Simulated Annealing for JPEG Quantization

I have a new paper on the arxiv (web page describing results, and full version** available) with two Harvard undergrads, Max Hopkins and Sebastian Wagner-Carrena (who may both be applying for grad school, and who are both great, hint, hint everybody...), titled "Simulated Annealing for JPEG Quantization", on finding better default JPEG quantization tables.   This work started as their class project for my graduate class on "Algorithms at the end of the wire" last year, and they stuck with it through the year and into the summer to hone it to a paper.  I'm always excited when class projects to turn into papers, especially when it's done by undergrads.

Here's the story of the paper.  To start, as the wikipedia page on JPEG says, in JPEG after you transform 8 by 8 pixel blocks into 64 coefficients in the frequency domain, you "quantize" the coefficients -- that is, divide each coefficient by a fixed number (with a different number for each coefficient), and then round.  This reduces the amount of information needed to represent the block, at the expense of some loss of fidelity.  In particular, high frequency coefficients are quantized with much higher numbers, so that most high frequency coefficients become 0, further improving available compression.  This is generally OK because reducing the higher frequency components has less of an effect on the human interpretation of the image than reducing the lower frequency components.  
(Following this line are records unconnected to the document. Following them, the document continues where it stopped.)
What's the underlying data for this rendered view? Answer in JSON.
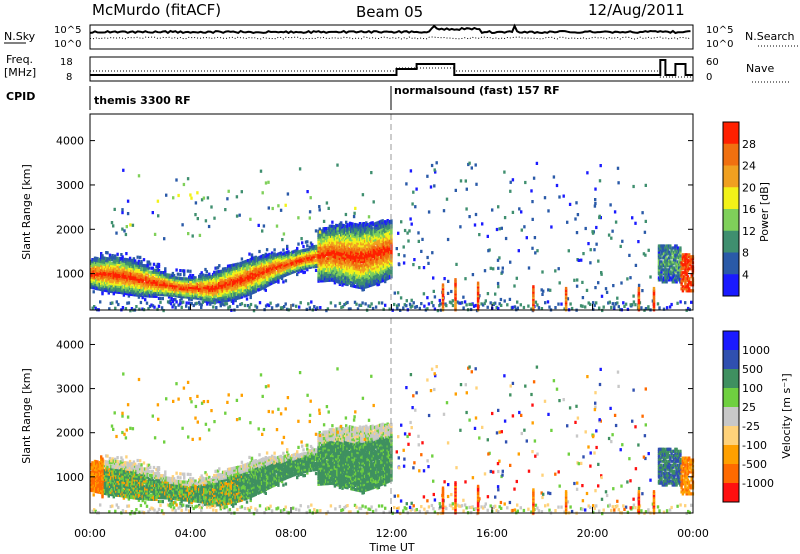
{
  "header": {
    "station": "McMurdo (fitACF)",
    "beam": "Beam 05",
    "date": "12/Aug/2011"
  },
  "strip_panels": {
    "noise": {
      "left_label": "N.Sky",
      "right_label": "N.Search",
      "left_top": "10^5",
      "left_bottom": "10^0",
      "right_top": "10^5",
      "right_bottom": "10^0"
    },
    "freq": {
      "left_label_1": "Freq.",
      "left_label_2": "[MHz]",
      "right_label": "Nave",
      "left_top": "18",
      "left_bottom": "8",
      "right_top": "60",
      "right_bottom": "0"
    },
    "cpid": {
      "label": "CPID",
      "programs": [
        {
          "name": "themis 3300 RF",
          "start_hour": 0
        },
        {
          "name": "normalsound (fast) 157 RF",
          "start_hour": 12
        }
      ]
    }
  },
  "colors": {
    "power": [
      "#1a1aff",
      "#2a5aa8",
      "#3f8f6f",
      "#7fd05a",
      "#f2f218",
      "#f0a020",
      "#f07010",
      "#ff2000"
    ],
    "velocity": [
      "#ff1010",
      "#ff6a00",
      "#ffa000",
      "#ffd27a",
      "#c8c8c8",
      "#6fd040",
      "#3f9060",
      "#3050b0",
      "#1a1aff"
    ]
  },
  "chart_data": [
    {
      "type": "heatmap",
      "title": "Power",
      "ylabel": "Slant Range [km]",
      "xlabel": "",
      "x_range_hours": [
        0,
        24
      ],
      "ylim": [
        180,
        4600
      ],
      "yticks": [
        1000,
        2000,
        3000,
        4000
      ],
      "colorbar": {
        "label": "Power [dB]",
        "range": [
          0,
          32
        ],
        "ticks": [
          4,
          8,
          12,
          16,
          20,
          24,
          28
        ]
      },
      "features": [
        {
          "desc": "main scatter band",
          "hours": [
            0,
            12
          ],
          "center_km": [
            1050,
            1000,
            850,
            720,
            700,
            900,
            1150,
            1350,
            1500,
            1400,
            1600
          ],
          "peak_db": 30
        },
        {
          "desc": "late band",
          "hours": [
            22.6,
            24
          ],
          "center_km": [
            1300,
            1100
          ],
          "peak_db": 28
        }
      ]
    },
    {
      "type": "heatmap",
      "title": "Velocity",
      "ylabel": "Slant Range [km]",
      "xlabel": "Time UT",
      "x_range_hours": [
        0,
        24
      ],
      "xticks": [
        "00:00",
        "04:00",
        "08:00",
        "12:00",
        "16:00",
        "20:00",
        "00:00"
      ],
      "ylim": [
        180,
        4600
      ],
      "yticks": [
        1000,
        2000,
        3000,
        4000
      ],
      "colorbar": {
        "label": "Velocity [m s^-1]",
        "ticks": [
          "1000",
          "500",
          "100",
          "25",
          "-25",
          "-100",
          "-500",
          "-1000"
        ]
      }
    }
  ],
  "axes": {
    "xlabel": "Time UT",
    "ylabel": "Slant Range [km]",
    "xticks": [
      "00:00",
      "04:00",
      "08:00",
      "12:00",
      "16:00",
      "20:00",
      "00:00"
    ],
    "yticks": [
      "1000",
      "2000",
      "3000",
      "4000"
    ],
    "power_cbar_label": "Power [dB]",
    "power_cbar_ticks": [
      "4",
      "8",
      "12",
      "16",
      "20",
      "24",
      "28"
    ],
    "vel_cbar_label": "Velocity [m s⁻¹]",
    "vel_cbar_ticks": [
      "1000",
      "500",
      "100",
      "25",
      "-25",
      "-100",
      "-500",
      "-1000"
    ]
  }
}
There are "default" quantizations tables built into the JPEG standard.  Back when the powers that be developed the original JPEG quantization tables, they were essentially choosing them "by hand", with much less to go on today about models for the human visual system, and much less computing power available.  These days, we have better models, or better said actual metrics, of how "good" a compressed image is with respect to the original in terms of the human visual system, and a great deal more computing power.  This suggests we should be able to effectively explore the very large space of possible JPEG quantization matrices using heuristic techniques, such as simulated annealing.  This idea has been considered before, but we seem to be at a much better point in terms of metrics and computation now than with past attempts.   

Of course it's still not so easy (it is a 64-dimensional space, and the metrics have their own issues), and there was a good amount of work and testing to be done (and some insight to be gained).  But we found what we think are clearly some better "default" JPEG tables (that we've made available at the web page above), and because of the way JPEG works, you can add them in to your JPEG file to use in place of the "standard default".  So it's all backward-compatible, ready-to-use, no need to change JPEG, which is ubiquitous enough that actual changes are unlikely to happen.  Any experts out there, go ahead and try them out and let us know what you think.  Also, I think the work generally opens the door to others to aim for additional improvements, using different metrics and/or different heuristic techniques.

** The arxiv version is, strangely, not the full version.  Apparently, arxiv has "size limits", and because we're doing side-by-side comparison of many images, apparently we're above the size limit, and they wouldn't give us an exception.  I hadn't known that could happen on arxiv, something to keep in mind in the future.  

1 comment:

Anonymous said...

I've gotten an arXiv exception before. It's weird that they didn't give you one. I assume you asked?